The Boomer generation has an Idealistic personality. The comfort Boomers derive from their own 'authentic' identity is precisely what makes them troubling in the eyes of others. Like their prototypical predecessors, John Winthrop or Ralph Waldo Emerson, they perceive that within their circle lies a unique vision, a transcendent principle, a moral acuity more wondrous and extensive than anything ever sensed in the history of mankind. According to the authors' 'cycles' of history, the Boomers' counter-culture revolution was supposed to be a spiritual Great Awakening. Its failure to materialize is what many sense as a break with the past -- a change in the 'constant of complexity' -- such that they are deemed, possibly, the most dangerous generation in America's history.

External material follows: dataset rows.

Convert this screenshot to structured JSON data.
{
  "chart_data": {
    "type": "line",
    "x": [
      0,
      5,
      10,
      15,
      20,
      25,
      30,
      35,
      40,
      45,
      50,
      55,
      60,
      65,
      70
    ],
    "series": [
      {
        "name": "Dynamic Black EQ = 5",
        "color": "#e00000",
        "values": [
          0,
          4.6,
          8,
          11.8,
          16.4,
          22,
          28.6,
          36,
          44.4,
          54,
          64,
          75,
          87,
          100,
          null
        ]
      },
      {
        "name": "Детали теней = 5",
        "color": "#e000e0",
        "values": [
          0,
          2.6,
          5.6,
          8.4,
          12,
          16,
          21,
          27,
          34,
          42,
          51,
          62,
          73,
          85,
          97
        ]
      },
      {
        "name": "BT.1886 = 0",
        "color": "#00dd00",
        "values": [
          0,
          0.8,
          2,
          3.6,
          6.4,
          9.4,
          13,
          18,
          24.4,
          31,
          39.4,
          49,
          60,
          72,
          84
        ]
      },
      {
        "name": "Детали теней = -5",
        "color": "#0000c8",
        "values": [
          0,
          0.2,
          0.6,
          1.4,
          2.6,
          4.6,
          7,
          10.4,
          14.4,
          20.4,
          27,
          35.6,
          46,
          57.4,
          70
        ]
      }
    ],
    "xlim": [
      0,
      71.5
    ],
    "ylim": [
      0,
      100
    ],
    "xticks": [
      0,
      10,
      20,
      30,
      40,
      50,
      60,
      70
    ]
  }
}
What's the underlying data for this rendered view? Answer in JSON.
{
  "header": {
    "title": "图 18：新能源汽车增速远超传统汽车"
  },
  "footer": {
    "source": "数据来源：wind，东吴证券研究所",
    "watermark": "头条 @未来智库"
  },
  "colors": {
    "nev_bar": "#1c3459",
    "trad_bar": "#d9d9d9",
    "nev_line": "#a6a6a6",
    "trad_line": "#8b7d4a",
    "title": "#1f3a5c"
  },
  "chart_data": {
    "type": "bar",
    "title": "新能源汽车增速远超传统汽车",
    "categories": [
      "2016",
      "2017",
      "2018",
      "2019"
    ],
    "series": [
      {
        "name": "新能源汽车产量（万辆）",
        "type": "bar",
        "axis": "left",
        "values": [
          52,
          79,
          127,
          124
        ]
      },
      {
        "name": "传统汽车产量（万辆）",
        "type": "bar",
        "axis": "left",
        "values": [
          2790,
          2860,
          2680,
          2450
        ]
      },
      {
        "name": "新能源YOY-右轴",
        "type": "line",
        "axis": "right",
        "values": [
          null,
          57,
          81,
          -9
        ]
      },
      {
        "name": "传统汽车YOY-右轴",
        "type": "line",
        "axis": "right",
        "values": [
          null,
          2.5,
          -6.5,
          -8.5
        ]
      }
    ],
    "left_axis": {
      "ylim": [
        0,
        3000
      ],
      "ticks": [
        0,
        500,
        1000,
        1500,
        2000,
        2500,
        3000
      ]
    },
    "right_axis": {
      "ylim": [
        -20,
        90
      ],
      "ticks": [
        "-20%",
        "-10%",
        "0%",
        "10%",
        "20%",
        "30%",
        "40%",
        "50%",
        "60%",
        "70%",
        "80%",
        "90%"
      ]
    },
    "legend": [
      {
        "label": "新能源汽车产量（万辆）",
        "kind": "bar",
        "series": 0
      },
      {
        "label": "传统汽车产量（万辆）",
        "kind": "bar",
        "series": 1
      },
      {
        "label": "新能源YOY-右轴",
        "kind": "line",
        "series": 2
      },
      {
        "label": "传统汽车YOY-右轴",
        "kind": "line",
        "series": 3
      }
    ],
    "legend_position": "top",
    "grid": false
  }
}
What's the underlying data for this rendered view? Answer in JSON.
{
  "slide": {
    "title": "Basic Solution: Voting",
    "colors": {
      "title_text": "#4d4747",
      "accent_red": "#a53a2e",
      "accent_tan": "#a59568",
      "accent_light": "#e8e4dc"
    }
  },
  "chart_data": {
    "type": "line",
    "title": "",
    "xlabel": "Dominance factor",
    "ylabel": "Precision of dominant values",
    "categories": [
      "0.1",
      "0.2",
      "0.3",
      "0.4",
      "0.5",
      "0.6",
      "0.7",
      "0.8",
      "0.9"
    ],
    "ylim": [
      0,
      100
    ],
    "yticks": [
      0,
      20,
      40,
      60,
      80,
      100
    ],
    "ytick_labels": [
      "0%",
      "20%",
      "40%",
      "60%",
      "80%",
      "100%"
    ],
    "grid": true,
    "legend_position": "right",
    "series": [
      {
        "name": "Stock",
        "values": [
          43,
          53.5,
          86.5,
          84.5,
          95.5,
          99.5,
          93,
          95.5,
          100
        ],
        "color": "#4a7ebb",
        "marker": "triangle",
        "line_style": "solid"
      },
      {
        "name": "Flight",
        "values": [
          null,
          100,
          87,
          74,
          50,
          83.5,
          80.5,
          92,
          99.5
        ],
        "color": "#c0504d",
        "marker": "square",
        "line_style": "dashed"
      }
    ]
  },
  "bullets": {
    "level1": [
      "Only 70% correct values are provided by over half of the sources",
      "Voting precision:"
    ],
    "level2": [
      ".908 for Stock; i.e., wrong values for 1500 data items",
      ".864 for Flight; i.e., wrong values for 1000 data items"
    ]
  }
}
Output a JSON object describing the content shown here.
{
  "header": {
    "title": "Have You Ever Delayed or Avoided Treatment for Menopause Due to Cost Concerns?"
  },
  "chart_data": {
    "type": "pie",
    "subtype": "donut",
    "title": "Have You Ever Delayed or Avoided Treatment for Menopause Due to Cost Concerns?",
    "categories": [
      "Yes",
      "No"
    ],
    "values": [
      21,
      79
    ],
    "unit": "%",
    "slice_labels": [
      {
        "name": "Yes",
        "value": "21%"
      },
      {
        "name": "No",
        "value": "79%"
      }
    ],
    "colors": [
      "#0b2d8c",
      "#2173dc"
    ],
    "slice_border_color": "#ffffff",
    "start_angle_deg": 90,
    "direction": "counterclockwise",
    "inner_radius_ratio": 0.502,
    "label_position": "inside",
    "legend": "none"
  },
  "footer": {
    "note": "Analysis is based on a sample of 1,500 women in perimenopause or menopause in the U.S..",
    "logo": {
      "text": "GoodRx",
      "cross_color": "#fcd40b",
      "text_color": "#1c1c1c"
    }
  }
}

The 13er generation is a throwback to what Gertrude Stein called the 'Lost Generation.' This is a Reactive generation. It may not appreciate being lumped in with mall rats, drug gangs, and collegians who can't find Chicago on a map -- but they grudgingly admit that's how others see them. A popular 13er putdown is "That's history," translated to mean , "That's irrelevant." Wrong. Previous 'Reactive' generations, especially those of Captain Kidd, Benedict Arnold, William Quantrill, and Al Capone) whose entire life-cycle was spent dodging the criticism and mistrust of others, produced the toughest leaders, most effective warriors, most scathingly perceptive artists, and (of course) most successful entrepreneurs. But so too did many of their members burn out young, turn traitor, endure heaps of blame, and suffer a difficult old age.
That and much more is contained in this vast repository of detailed knowledge concerning our history from a perspective that is at the same time entertaining (a Web Site, http://fourthturning.com, is dedicated to the book and its successor), informative and deeply thoughtful. It is a book that should be on everyone's bookshelf who has a curiosity about America's future. For in reading and understanding such a history of our cyclical past, one can reason toward a semblance of America's future -- if the cycles persist.
And if one is conversant with Chaos Theory, one can contemplate the subjective events which comprise the 'constant of complexity' and the direction of our unique system of government. And the impact of this direction on American civilization. The book fits well into the realm of the science of surprise -- that is, the science of unintended consequences. All of us should be aware of this book; politicians, teachers, clergy, businessmen, military leaders and all others who have a leadership role in our American civilization. It is manna for the rest of us as well.